Adaptive Basis Function Method for the Detection of an Undersurface Magnetic Anomaly Target

Remote Sens. 2024, 16(2), 363; https://doi.org/10.3390/rs16020363
by Xingen Liu, Zifan Yuan, Changping Du, Xiang Peng, Hong Guo and Mingyao Xia *
Reviewer 1: Anonymous
Reviewer 2:
Reviewer 3: Anonymous
Reviewer 4: Anonymous
Reviewer 5: Anonymous
Remote Sens. 2024, 16(2), 363; https://doi.org/10.3390/rs16020363
Submission received: 4 December 2023 / Revised: 5 January 2024 / Accepted: 15 January 2024 / Published: 16 January 2024
(This article belongs to the Special Issue Recent Advances in Underwater and Terrestrial Remote Sensing)

Round 1

Reviewer 1 Report

Comments and Suggestions for Authors

A new adaptive basis functions (ABFs) approach is proposed in this article, which permits the detecting platform to search a possible target at different speeds along any course.

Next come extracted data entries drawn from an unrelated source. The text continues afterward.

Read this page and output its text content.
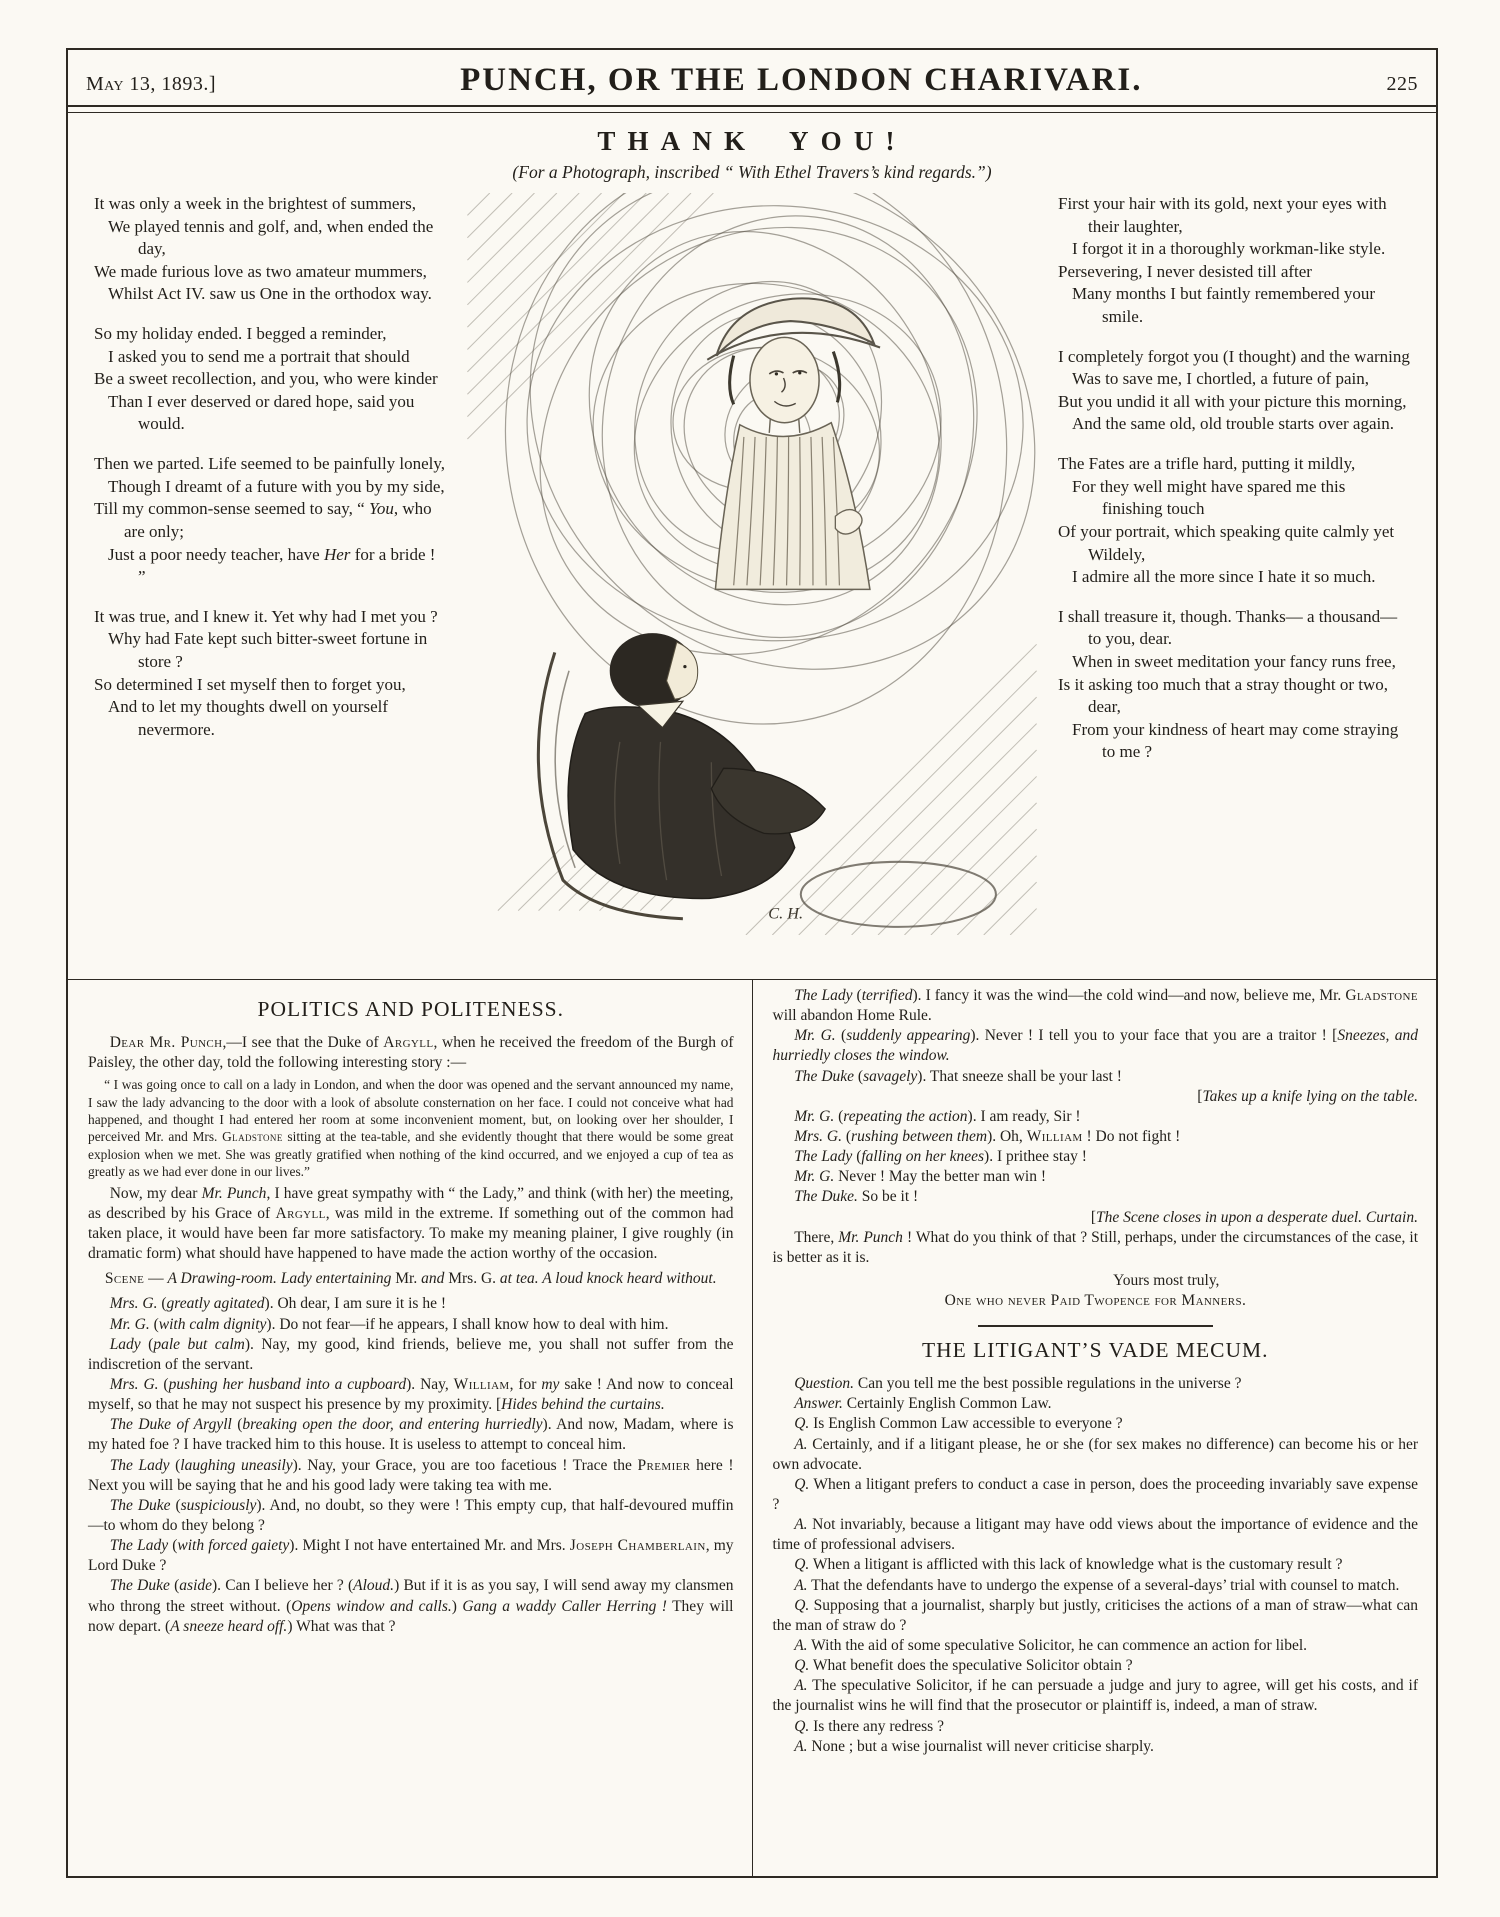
May 13, 1893.]	PUNCH, OR THE LONDON CHARIVARI.	225
THANK YOU!
(For a Photograph, inscribed “ With Ethel Travers’s kind regards.”)
It was only a week in the brightest of summers,
We played tennis and golf, and, when ended the day,
We made furious love as two amateur mummers,
Whilst Act IV. saw us One in the orthodox way.
So my holiday ended. I begged a reminder,
I asked you to send me a portrait that should
Be a sweet recollection, and you, who were kinder
Than I ever deserved or dared hope, said you would.
Then we parted. Life seemed to be painfully lonely,
Though I dreamt of a future with you by my side,
Till my common-sense seemed to say, “ You, who are only;
Just a poor needy teacher, have Her for a bride ! ”
It was true, and I knew it. Yet why had I met you ?
Why had Fate kept such bitter-sweet fortune in store ?
So determined I set myself then to forget you,
And to let my thoughts dwell on yourself nevermore.
C. H.
First your hair with its gold, next your eyes with their laughter,
I forgot it in a thoroughly workman-like style.
Persevering, I never desisted till after
Many months I but faintly remembered your smile.
I completely forgot you (I thought) and the warning
Was to save me, I chortled, a future of pain,
But you undid it all with your picture this morning,
And the same old, old trouble starts over again.
The Fates are a trifle hard, putting it mildly,
For they well might have spared me this finishing touch
Of your portrait, which speaking quite calmly yet Wildely,
I admire all the more since I hate it so much.
I shall treasure it, though. Thanks— a thousand—to you, dear.
When in sweet meditation your fancy runs free,
Is it asking too much that a stray thought or two, dear,
From your kindness of heart may come straying to me ?
POLITICS AND POLITENESS.

Dear Mr. Punch,—I see that the Duke of Argyll, when he received the freedom of the Burgh of Paisley, the other day, told the following interesting story :—

“ I was going once to call on a lady in London, and when the door was opened and the servant announced my name, I saw the lady advancing to the door with a look of absolute consternation on her face. I could not conceive what had happened, and thought I had entered her room at some inconvenient moment, but, on looking over her shoulder, I perceived Mr. and Mrs. Gladstone sitting at the tea-table, and she evidently thought that there would be some great explosion when we met. She was greatly gratified when nothing of the kind occurred, and we enjoyed a cup of tea as greatly as we had ever done in our lives.”

Now, my dear Mr. Punch, I have great sympathy with “ the Lady,” and think (with her) the meeting, as described by his Grace of Argyll, was mild in the extreme. If something out of the common had taken place, it would have been far more satisfactory. To make my meaning plainer, I give roughly (in dramatic form) what should have happened to have made the action worthy of the occasion.

Scene — A Drawing-room. Lady entertaining Mr. and Mrs. G. at tea. A loud knock heard without.

Mrs. G. (greatly agitated). Oh dear, I am sure it is he !

Mr. G. (with calm dignity). Do not fear—if he appears, I shall know how to deal with him.

Lady (pale but calm). Nay, my good, kind friends, believe me, you shall not suffer from the indiscretion of the servant.

Mrs. G. (pushing her husband into a cupboard). Nay, William, for my sake ! And now to conceal myself, so that he may not suspect his presence by my proximity. [Hides behind the curtains.

The Duke of Argyll (breaking open the door, and entering hurriedly). And now, Madam, where is my hated foe ? I have tracked him to this house. It is useless to attempt to conceal him.

The Lady (laughing uneasily). Nay, your Grace, you are too facetious ! Trace the Premier here ! Next you will be saying that he and his good lady were taking tea with me.

The Duke (suspiciously). And, no doubt, so they were ! This empty cup, that half-devoured muffin—to whom do they belong ?

The Lady (with forced gaiety). Might I not have entertained Mr. and Mrs. Joseph Chamberlain, my Lord Duke ?

The Duke (aside). Can I believe her ? (Aloud.) But if it is as you say, I will send away my clansmen who throng the street without. (Opens window and calls.) Gang a waddy Caller Herring ! They will now depart. (A sneeze heard off.) What was that ?

The Lady (terrified). I fancy it was the wind—the cold wind—and now, believe me, Mr. Gladstone will abandon Home Rule.

Mr. G. (suddenly appearing). Never ! I tell you to your face that you are a traitor ! [Sneezes, and hurriedly closes the window.

The Duke (savagely). That sneeze shall be your last !

[Takes up a knife lying on the table.

Mr. G. (repeating the action). I am ready, Sir !

Mrs. G. (rushing between them). Oh, William ! Do not fight !

The Lady (falling on her knees). I prithee stay !

Mr. G. Never ! May the better man win !

The Duke. So be it !

[The Scene closes in upon a desperate duel. Curtain.

There, Mr. Punch ! What do you think of that ? Still, perhaps, under the circumstances of the case, it is better as it is.

Yours most truly,

One who never Paid Twopence for Manners.

THE LITIGANT’S VADE MECUM.

Question. Can you tell me the best possible regulations in the universe ?

Answer. Certainly English Common Law.

Q. Is English Common Law accessible to everyone ?

A. Certainly, and if a litigant please, he or she (for sex makes no difference) can become his or her own advocate.

Q. When a litigant prefers to conduct a case in person, does the proceeding invariably save expense ?

A. Not invariably, because a litigant may have odd views about the importance of evidence and the time of professional advisers.

Q. When a litigant is afflicted with this lack of knowledge what is the customary result ?

A. That the defendants have to undergo the expense of a several-days’ trial with counsel to match.

Q. Supposing that a journalist, sharply but justly, criticises the actions of a man of straw—what can the man of straw do ?

A. With the aid of some speculative Solicitor, he can commence an action for libel.

Q. What benefit does the speculative Solicitor obtain ?

A. The speculative Solicitor, if he can persuade a judge and jury to agree, will get his costs, and if the journalist wins he will find that the prosecutor or plaintiff is, indeed, a man of straw.

Q. Is there any redress ?

A. None ; but a wise journalist will never criticise sharply.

But the manuscript is not compete. The authors should give further study on the ABFs via simulation.

Comments on the Quality of English Language

Minor editing of English language required

Author Response

Please see the attachment.

Author Response File: Author Response.pdf

Reviewer 2 Report

Comments and Suggestions for Authors

The paper presents a novel approach for detection of undersurface magnetic dipole targets. It uses three adaptive basis functions to build the signal model. The basis functions are constructed using the real-time data of GPS and triaxial fluxgate, which provide the position/course and attitude of the detecting platform. In the traditional methods, the signal model is built by assuming the detecting platform to move uniformly along a straight path, which does not support to search a target along any a course, such as in a circling way. Some improved data preprocessing techniques are employed to reduce the impacts of geomagnetic field, platform interferences and diurnal magnetic noise. In addition, an imaging scheme is introduced to display the possibility for a target situated at a geographical position in latitude and longitude. Moreover, the approach is validated by using on-site experimental data. As a whole, the authors have done a good work, and publication is recommendable. Some minor concerns should be clarified to improve the quality, including

(1) For noise-based detection methods, a signal model is not needed. Are signal-based methods always better than noise-based methods?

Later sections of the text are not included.